Over the years, as a leader in the field of biomarkers research for T1D, JDRF has brought together scientists from different areas of expertise, including clinical medicine, immunology, beta-cell biology, and biotechnology to develop new approaches for investigating biomarkers. JDRF brought together U.S. and international investigators from various sectors of the research community, including academia, industry, and government, at a conference in December to exchange ideas and set a course for the future of biomarkers research. The goals of the conference were to evaluate the current state of biomarkers in T1D research, to identify new opportunities for discovering and validating biomarkers, and to determine the best and most efficient and collaborative way to move the field of biomarkers research forward. The investigators who attended the JDRF conference framed their presentations and discussions around the following: 1) the stages of T1D; 2) substitutes or “surrogates” of clinical effectiveness of treatments; and 3) how current and future biomarker tests or “assays” and technologies could be tailored for either objective. The sessions for the conference included “Biomarkers: Definition and Attributes—Building a roadmap for biomarker discovery in T1D,” “Current State of Biomarkers in T1D,” and “Emerging Technologies: The future of biomarkers in T1D.” Presentations spanned the range from pilot studies highlighting basic discovery efforts that may be ready for validation with appropriate samples, to slightly more mature assays that require standardization or optimization for large-scale testing, to biomarker identification strategies in other diseases that could be applied to T1D. After focused and facilitated group discussions at the conference, the investigators proposed recommendations for what types of biomarkers and testable human biological samples (such as blood, urine, saliva, etc.) are needed at each stage of T1D. They followed with recommendations on how existing resources or technologies—or an improvement of both—could be used to identify, develop, and validate biomarkers.
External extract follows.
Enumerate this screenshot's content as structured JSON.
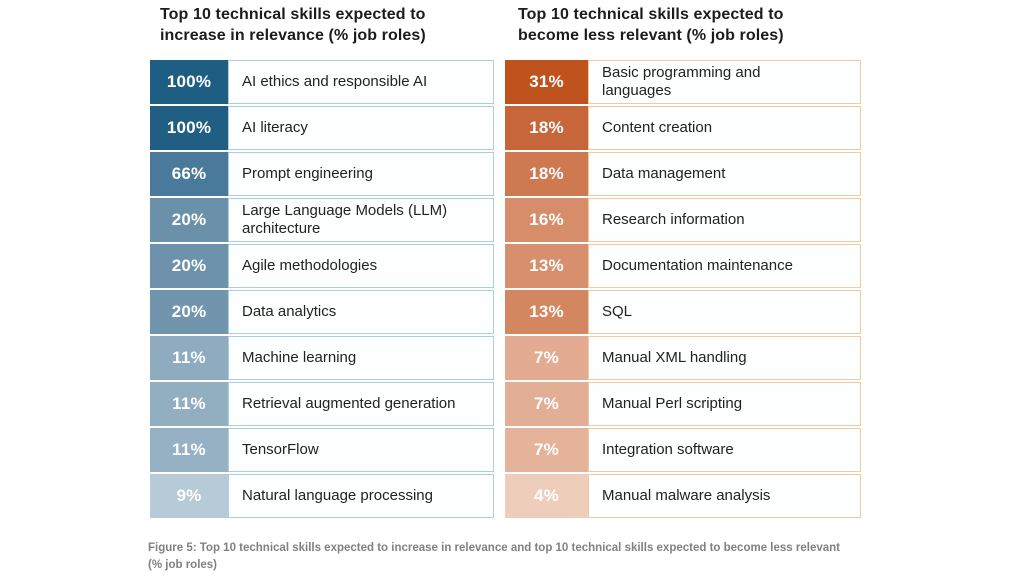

Advancing biomarkers research will benefit people with T1D by enabling earlier detection and improved therapies, and will ultimately allow clinicians to tailor treatments to individuals. In addition, biomarkers can be used as surrogate endpoints for clinical trials. As a surrogate endpoint, a biomarker could inform clinicians as to whether a treatment is working much earlier than it would normally take for a clinical trial to finish, and thus speed up clinical trials. Furthermore, biomarkers can be used to ensure that drugs are working effectively or to signal the need to adjust the dosage of a drug to correspond to an individual’s needs.
“Ultimately what we want is an easy-to-measure group of biomarkers that can be used in T1D disease prediction, staging, and response to therapy,” said Simi T. Ahmed, Ph.D., JDRF’s scientific program manager of immune therapies. “By hosting this conference, we now have a better understanding of the gaps in the field and the ways in which we can attempt to fill them—hopefully as a combined effort among some of the best talent around.”